Top Chinese and Indian generals are to meet in a Himalayan outpost on Saturday in a bid to end the latest frontier showdown between the world's two most populous nations that has seen thousands of troops sent to both sides.
Ahead of the talks, here are the key points that have led to the dispute and the pitfalls as the two nations, who fought a 1962 border war and have clashed many times since, over the solution.
On May 9 several Indian and Chinese troops were injured in fights with fists, stones and wooden batons in Sikkim state.
Indian officials say that within days, Chinese troops had encroached on the Indian side of their demarcation line in the Ladakh region further to the west.
India has moved extra troops to positions opposite. The generals are to meet at a point near the face-off known as Chushul-Moldo for the highest-level talks since the fisticuffs, according to military sources.
Experts say that new roads on the Indian side of the line may have rankled China.
But the dividing line between India and China is more like a scar -- that includes a ceasefire Line of Actual Control -- than a border.
They cannot even agree how long it is. India gives a figure of 3,500 kilometres (2,175 miles). China does not give a number, but state media says the border should be just 2,000km (1,250 miles) when China's claims in Jammu, Kashmir, Ladakh and other regions are taken into account.

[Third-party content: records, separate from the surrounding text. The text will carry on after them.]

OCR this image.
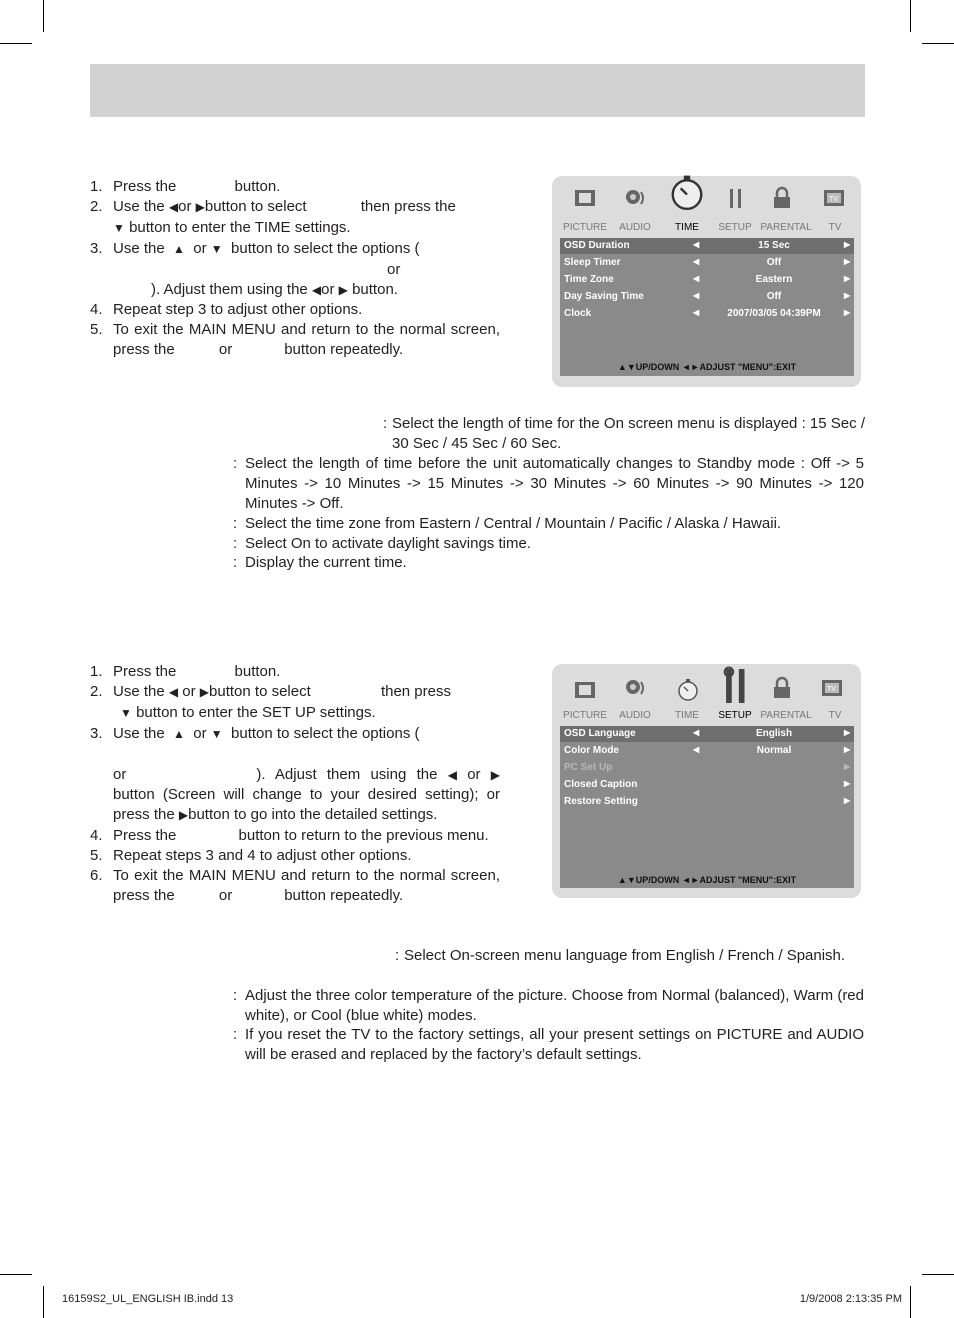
1. Press the	button.
2. Use the ◀or ▶button to select	then press the
▼ button to enter the TIME settings.
3. Use the  ▲ or ▼ button to select the options (
or
). Adjust them using the ◀or ▶ button.
4. Repeat step 3 to adjust other options.
5. To exit the MAIN MENU and return to the normal screen, press the	or	button repeatedly.
TV
PICTURE AUDIO TIME SETUP PARENTAL TV
OSD Duration	◀	15 Sec	▶
Sleep Timer	◀	Off	▶
Time Zone	◀	Eastern	▶
Day Saving Time	◀	Off	▶
Clock	◀	2007/03/05 04:39PM	▶
▲▼UP/DOWN ◄►ADJUST "MENU":EXIT
: Select the length of time for the On screen menu is displayed : 15 Sec / 30 Sec / 45 Sec / 60 Sec.
: Select the length of time before the unit automatically changes to Standby mode : Off -> 5 Minutes -> 10 Minutes -> 15 Minutes -> 30 Minutes -> 60 Minutes -> 90 Minutes -> 120 Minutes -> Off.
: Select the time zone from Eastern / Central / Mountain / Pacific / Alaska / Hawaii.
: Select On to activate daylight savings time.
: Display the current time.
1. Press the	button.
2. Use the ◀ or ▶button to select	then press
▼ button to enter the SET UP settings.
3. Use the  ▲ or ▼ button to select the options (

or	). Adjust them using the ◀ or ▶ button (Screen will change to your desired setting); or press the ▶button to go into the detailed settings.
4. Press the	button to return to the previous menu.
5. Repeat steps 3 and 4 to adjust other options.
6. To exit the MAIN MENU and return to the normal screen, press the	or	button repeatedly.
TV
PICTURE AUDIO TIME SETUP PARENTAL TV
OSD Language	◀	English	▶
Color Mode	◀	Normal	▶
PC Set Up	▶
Closed Caption	▶
Restore Setting	▶
▲▼UP/DOWN ◄►ADJUST "MENU":EXIT
: Select On-screen menu language from English / French / Spanish.
: Adjust the three color temperature of the picture. Choose from Normal (balanced), Warm (red white), or Cool (blue white) modes.
: If you reset the TV to the factory settings, all your present settings on PICTURE and AUDIO will be erased and replaced by the factory’s default settings.
16159S2_UL_ENGLISH IB.indd 13	1/9/2008 2:13:35 PM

Each side uses different frontier proposals made by Britain to China in the 19th century to back their claims.
Increasingly tense border talks and a series of skirmishes led to the 1962 war, mainly fought above 4,000 metres (14,000 feet), in which China took territory from India in Arunachal Pradesh.
Regular clashes have followed and the rival sides staged a 73-day showdown in the Doklam Plateau in 2017.
High altitude face-offs have become more frequent in recent years. There have been four since President Xi Jinping took power in 2012.
The US administration has said this is a new sign of China's growing military assertiveness.
India has also taken a tougher line on security since nationalist prime minister Narendra Modi took office in 2014.
"India does not want to hurt any country's pride neither can it tolerate if a country wants to hurt ours," said Defence Minister Rajnath Singh last week.
Tamanna Salikuddin, a South Asia expert at the US Institute of Peace think tank, linked the tensions to India's fierce rivalry with Pakistan, an ally of China.
"From the Indian perspective, China’s aggression is seen as supportive of Pakistan’s efforts to contest the borders with India in this highly inflammable region."
While India and China are better armed and more stubborn, no shots have been fired across the disputed border since 1975. Diplomats say this is part of an unofficial 'de-escalation pact'.
And while they blame each other for the latest flare-up and both countries are looking for diversions from the global pandemic crisis, both insist negotiating avenues such as the Chusho-Moldo talks can act as a safety valve for their frustrations.
Salikuddin said there is a risk of escalation because of the high number of "troops and heavy weaponry" in the zone but the two sides have a "robust conflict management arrangement".
And ultimately there is growing recognition that India and China cannot live without each other.
India's Finance Minister Nirmala Sitharaman told WION TV this week that once the pandemic is over "if there are two engines of growth for the global economies... it is only two countries and they are India and China."